Worum es konkret geht: Nach Wunsch der Kommission und des Rates soll künftig jeder Upload auf Internet-Plattformen wie Youtube gefiltert werden, um Urheberrechtsverletzungen zu verhindern. Die Entscheidung darüber treffen bei den großen Plattformen in den meisten Fällen automatisierte Systeme. Diese werden bereits bisher für drastische Fehlentscheidungen verantwortlich gemacht. Gegner sprechen darum von „Zensurmaschinen“. Aus Sicht von Kritikern nehmen die Verhandler der EU-Staaten damit auch das Ende der Meme-Kultur im Netz in Kauf.

Außerdem möchten die Mitgliedsstaaten und die Kommission ein Leistungsschutzrecht einführen, wie es in Deutschland bereits gescheitert ist. Das Leistungsschutzrecht läuft darauf hinaus, dass selbst für die Verwendung kurzer Texte und Nachrichteninhalte eine Abgabe an die Urheber und die Verleger zu entrichten ist – de facto ist das eine Linksteuer.
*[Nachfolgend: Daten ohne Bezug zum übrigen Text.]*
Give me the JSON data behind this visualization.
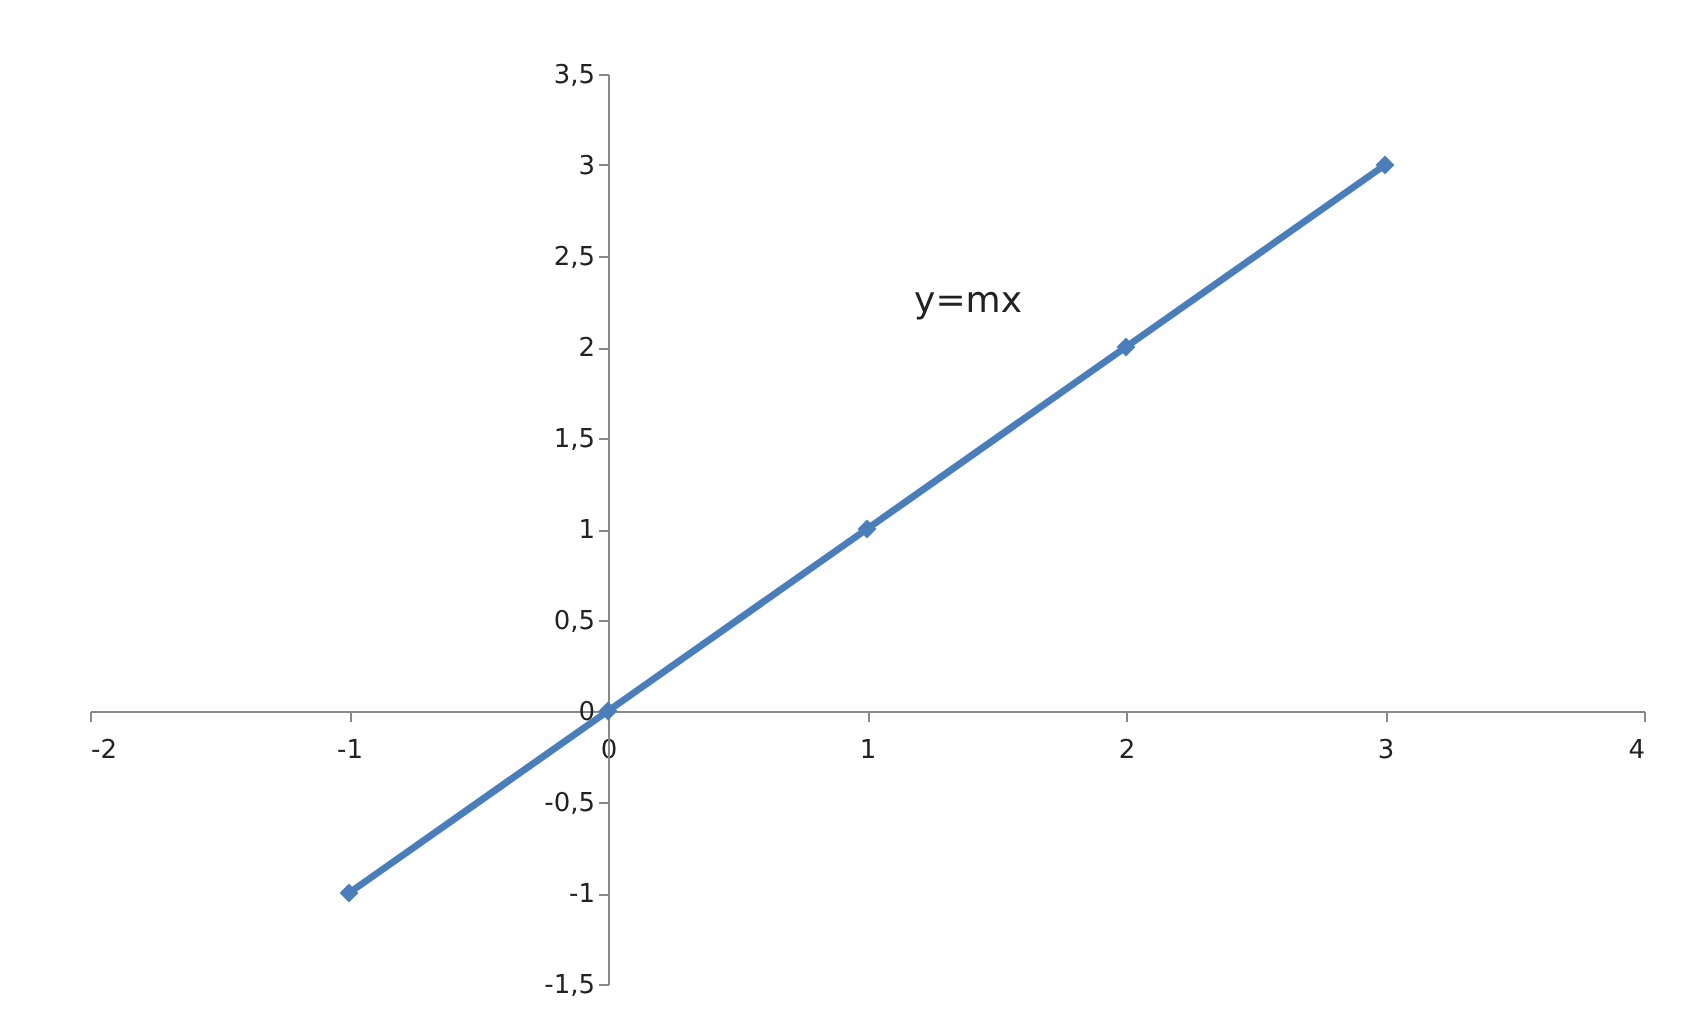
{
  "chart_data": {
    "type": "line",
    "x": [
      -1,
      0,
      1,
      2,
      3
    ],
    "series": [
      {
        "color": "#4a7ebb",
        "values": [
          -1,
          0,
          1,
          2,
          3
        ]
      }
    ],
    "xlim": [
      -2,
      4
    ],
    "xticks": [
      -2,
      -1,
      0,
      1,
      2,
      3,
      4
    ],
    "ylim": [
      -1.5,
      3.5
    ],
    "yticks": [
      {
        "value": -1.5,
        "label": "-1,5"
      },
      -1,
      {
        "value": -0.5,
        "label": "-0,5"
      },
      0,
      {
        "value": 0.5,
        "label": "0,5"
      },
      1,
      {
        "value": 1.5,
        "label": "1,5"
      },
      2,
      {
        "value": 2.5,
        "label": "2,5"
      },
      3,
      {
        "value": 3.5,
        "label": "3,5"
      }
    ],
    "annotations": [
      "y=mx"
    ],
    "marker": "diamond",
    "line_style": "solid",
    "grid": false,
    "legend": false
  }
}
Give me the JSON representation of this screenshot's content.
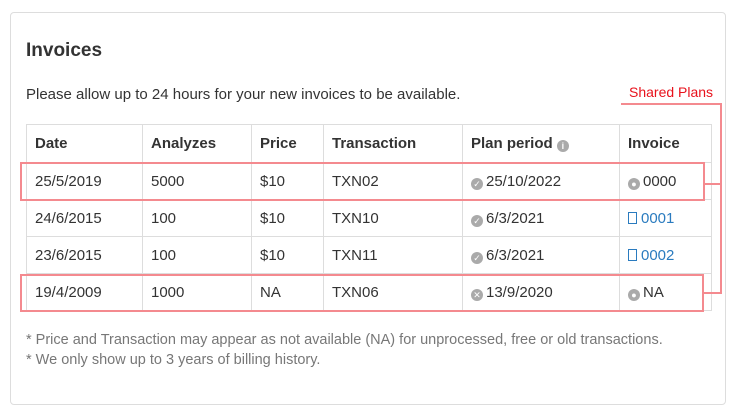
{
  "title": "Invoices",
  "note": "Please allow up to 24 hours for your new invoices to be available.",
  "annotation": {
    "label": "Shared Plans",
    "color": "#e8121c"
  },
  "columns": [
    "Date",
    "Analyzes",
    "Price",
    "Transaction",
    "Plan period",
    "Invoice"
  ],
  "rows": [
    {
      "date": "25/5/2019",
      "analyzes": "5000",
      "price": "$10",
      "transaction": "TXN02",
      "plan_status": "check-circle-icon",
      "plan_period": "25/10/2022",
      "invoice_icon": "user-icon",
      "invoice": "0000"
    },
    {
      "date": "24/6/2015",
      "analyzes": "100",
      "price": "$10",
      "transaction": "TXN10",
      "plan_status": "check-circle-icon",
      "plan_period": "6/3/2021",
      "invoice_icon": "pdf-icon",
      "invoice": "0001"
    },
    {
      "date": "23/6/2015",
      "analyzes": "100",
      "price": "$10",
      "transaction": "TXN11",
      "plan_status": "check-circle-icon",
      "plan_period": "6/3/2021",
      "invoice_icon": "pdf-icon",
      "invoice": "0002"
    },
    {
      "date": "19/4/2009",
      "analyzes": "1000",
      "price": "NA",
      "transaction": "TXN06",
      "plan_status": "x-circle-icon",
      "plan_period": "13/9/2020",
      "invoice_icon": "user-icon",
      "invoice": "NA"
    }
  ],
  "footnotes": [
    "* Price and Transaction may appear as not available (NA) for unprocessed, free or old transactions.",
    "* We only show up to 3 years of billing history."
  ]
}
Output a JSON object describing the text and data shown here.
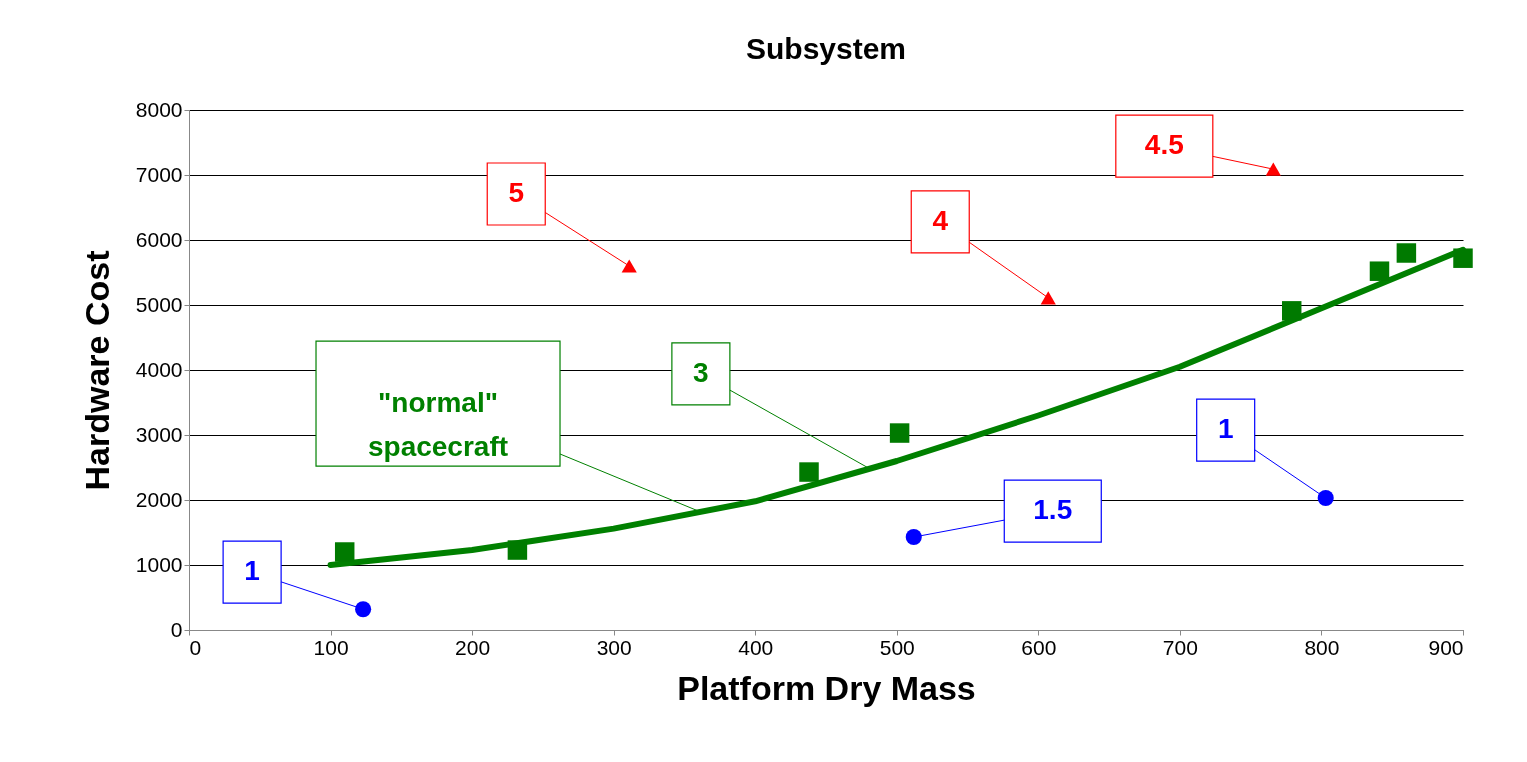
{
  "chart_data": {
    "type": "scatter",
    "title": "Subsystem",
    "xlabel": "Platform Dry Mass",
    "ylabel": "Hardware Cost",
    "xlim": [
      0,
      900
    ],
    "ylim": [
      0,
      8000
    ],
    "xticks": [
      0,
      100,
      200,
      300,
      400,
      500,
      600,
      700,
      800,
      900
    ],
    "yticks": [
      0,
      1000,
      2000,
      3000,
      4000,
      5000,
      6000,
      7000,
      8000
    ],
    "grid": "y",
    "series": [
      {
        "type": "line",
        "color": "#008000",
        "marker": "none",
        "x": [
          100,
          200,
          300,
          400,
          500,
          600,
          700,
          800,
          900
        ],
        "values": [
          1000,
          1230,
          1560,
          1980,
          2600,
          3300,
          4050,
          4950,
          5850
        ]
      },
      {
        "color": "#007a00",
        "marker": "square",
        "x": [
          110,
          232,
          438,
          502,
          779,
          841,
          860,
          900
        ],
        "values": [
          1200,
          1230,
          2430,
          3030,
          4910,
          5520,
          5800,
          5720
        ]
      },
      {
        "color": "#0000ff",
        "marker": "circle",
        "x": [
          123,
          512,
          803
        ],
        "values": [
          320,
          1430,
          2030
        ]
      },
      {
        "color": "#ff0000",
        "marker": "triangle",
        "x": [
          311,
          607,
          766
        ],
        "values": [
          5600,
          5110,
          7090
        ]
      }
    ],
    "annotations": [
      {
        "text": "1",
        "x": 123,
        "y": 320
      },
      {
        "text": "1.5",
        "x": 512,
        "y": 1430
      },
      {
        "text": "1",
        "x": 803,
        "y": 2030
      },
      {
        "text": "5",
        "x": 311,
        "y": 5600
      },
      {
        "text": "4",
        "x": 607,
        "y": 5110
      },
      {
        "text": "4.5",
        "x": 766,
        "y": 7090
      },
      {
        "text": "3",
        "x": 481,
        "y": 2480
      },
      {
        "text": "\"normal\" spacecraft",
        "x": 361,
        "y": 1820
      }
    ]
  }
}
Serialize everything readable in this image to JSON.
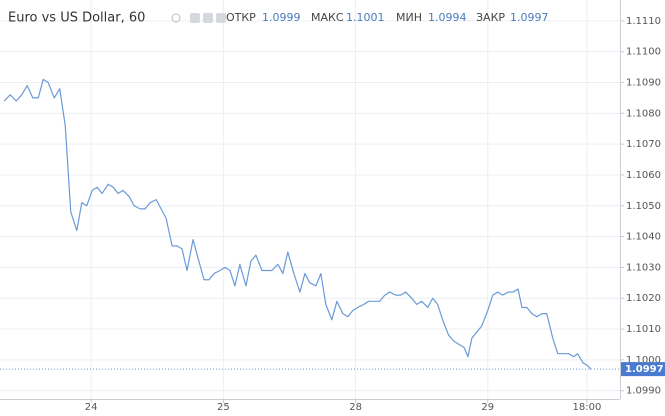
{
  "chart_data": {
    "type": "line",
    "title": "Euro vs US Dollar, 60",
    "ohlc": [
      {
        "label": "ОТКР",
        "value": "1.0999"
      },
      {
        "label": "МАКС",
        "value": "1.1001"
      },
      {
        "label": "МИН",
        "value": "1.0994"
      },
      {
        "label": "ЗАКР",
        "value": "1.0997"
      }
    ],
    "color": "#6b9ad8",
    "grid": true,
    "xlim": [
      0,
      112
    ],
    "xticks": [
      {
        "value": 16,
        "label": "24"
      },
      {
        "value": 40,
        "label": "25"
      },
      {
        "value": 64,
        "label": "28"
      },
      {
        "value": 88,
        "label": "29"
      },
      {
        "value": 106,
        "label": "18:00"
      }
    ],
    "ylim": [
      1.09873,
      1.11145
    ],
    "yticks": [
      {
        "value": 1.099,
        "label": "1.0990"
      },
      {
        "value": 1.1,
        "label": "1.1000"
      },
      {
        "value": 1.101,
        "label": "1.1010"
      },
      {
        "value": 1.102,
        "label": "1.1020"
      },
      {
        "value": 1.103,
        "label": "1.1030"
      },
      {
        "value": 1.104,
        "label": "1.1040"
      },
      {
        "value": 1.105,
        "label": "1.1050"
      },
      {
        "value": 1.106,
        "label": "1.1060"
      },
      {
        "value": 1.107,
        "label": "1.1070"
      },
      {
        "value": 1.108,
        "label": "1.1080"
      },
      {
        "value": 1.109,
        "label": "1.1090"
      },
      {
        "value": 1.11,
        "label": "1.1100"
      },
      {
        "value": 1.111,
        "label": "1.1110"
      }
    ],
    "last_price": 1.0997,
    "x": [
      0.2,
      1.3,
      2.4,
      3.4,
      4.4,
      5.4,
      6.4,
      7.3,
      8.2,
      9.3,
      10.3,
      11.3,
      12.3,
      13.4,
      14.3,
      15.2,
      16.2,
      17.1,
      18.0,
      19.1,
      20.0,
      20.9,
      21.8,
      22.9,
      23.8,
      24.9,
      25.8,
      26.7,
      27.8,
      28.7,
      29.6,
      30.7,
      31.6,
      32.5,
      33.4,
      34.5,
      35.4,
      36.5,
      37.4,
      38.3,
      39.4,
      40.3,
      41.2,
      42.1,
      43.0,
      44.1,
      45.0,
      45.9,
      47.0,
      47.9,
      48.8,
      49.9,
      50.8,
      51.7,
      52.8,
      53.9,
      54.8,
      55.7,
      56.8,
      57.7,
      58.6,
      59.7,
      60.6,
      61.7,
      62.6,
      63.5,
      64.4,
      65.5,
      66.4,
      67.3,
      68.4,
      69.3,
      70.2,
      71.3,
      72.2,
      73.1,
      74.2,
      75.1,
      76.0,
      77.1,
      78.0,
      78.9,
      80.0,
      80.9,
      81.9,
      82.8,
      83.7,
      84.4,
      85.1,
      86.0,
      86.9,
      88.0,
      88.9,
      89.8,
      90.7,
      91.7,
      92.6,
      93.5,
      94.2,
      95.1,
      96.0,
      96.9,
      97.8,
      98.7,
      99.8,
      100.7,
      101.8,
      102.7,
      103.6,
      104.3,
      105.3,
      106.2,
      106.7
    ],
    "values": [
      1.1084,
      1.1086,
      1.1084,
      1.1086,
      1.1089,
      1.1085,
      1.1085,
      1.1091,
      1.109,
      1.1085,
      1.1088,
      1.1076,
      1.1048,
      1.1042,
      1.1051,
      1.105,
      1.1055,
      1.1056,
      1.1054,
      1.1057,
      1.1056,
      1.1054,
      1.1055,
      1.1053,
      1.105,
      1.1049,
      1.1049,
      1.1051,
      1.1052,
      1.1049,
      1.1046,
      1.1037,
      1.1037,
      1.1036,
      1.1029,
      1.1039,
      1.1033,
      1.1026,
      1.1026,
      1.1028,
      1.1029,
      1.103,
      1.1029,
      1.1024,
      1.1031,
      1.1024,
      1.1032,
      1.1034,
      1.1029,
      1.1029,
      1.1029,
      1.1031,
      1.1028,
      1.1035,
      1.1028,
      1.1022,
      1.1028,
      1.1025,
      1.1024,
      1.1028,
      1.1018,
      1.1013,
      1.1019,
      1.1015,
      1.1014,
      1.1016,
      1.1017,
      1.1018,
      1.1019,
      1.1019,
      1.1019,
      1.1021,
      1.1022,
      1.1021,
      1.1021,
      1.1022,
      1.102,
      1.1018,
      1.1019,
      1.1017,
      1.102,
      1.1018,
      1.1012,
      1.1008,
      1.1006,
      1.1005,
      1.1004,
      1.1001,
      1.1007,
      1.1009,
      1.1011,
      1.1016,
      1.1021,
      1.1022,
      1.1021,
      1.1022,
      1.1022,
      1.1023,
      1.1017,
      1.1017,
      1.1015,
      1.1014,
      1.1015,
      1.1015,
      1.1007,
      1.1002,
      1.1002,
      1.1002,
      1.1001,
      1.1002,
      1.0999,
      1.0998,
      1.0997
    ]
  }
}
In der Urheberrechtsreform setzt sich mit dem heutigen Beschluss des Rates eine besonders verlegerfreundliche Position durch.

Der Koalitionsvertrag: egal

Die deutschen Regierungsparteien signalisierten zuletzt ihre Ablehnung gegenüber Upload-Filtern und Leistungsschutzrecht. Der Koalitionsvertrag der Unionsparteien mit der SPD schrieb fest, dass eine Verpflichtung zur Filterung aller Inhalte „unverhältnismäßig“ sei. Die neue Digitalministerin Dorothee Bär (CSU) sagte kurz darauf in einem Interview, dass sie das Leistungsschutzrecht auch als Regierungsmitglied grundsätzlich ablehne.

In einer gemeinsamen Erklärung hatten zuletzt EU-Abgeordnete von SPD, Grünen, FDP und Linkspartei die Bundesregierung dazu aufgerufen, sich an den Koalitionsvertrag zu halten und den Zensurmaschinen eine Absage zu erteilen. Insbesondere die Piraten-Abgeordnete Julia Reda, die Teil der Grünen-Fraktion ist, setzte sich in den vergangenen Monaten unermüdlich gegen die Filterpflicht ein.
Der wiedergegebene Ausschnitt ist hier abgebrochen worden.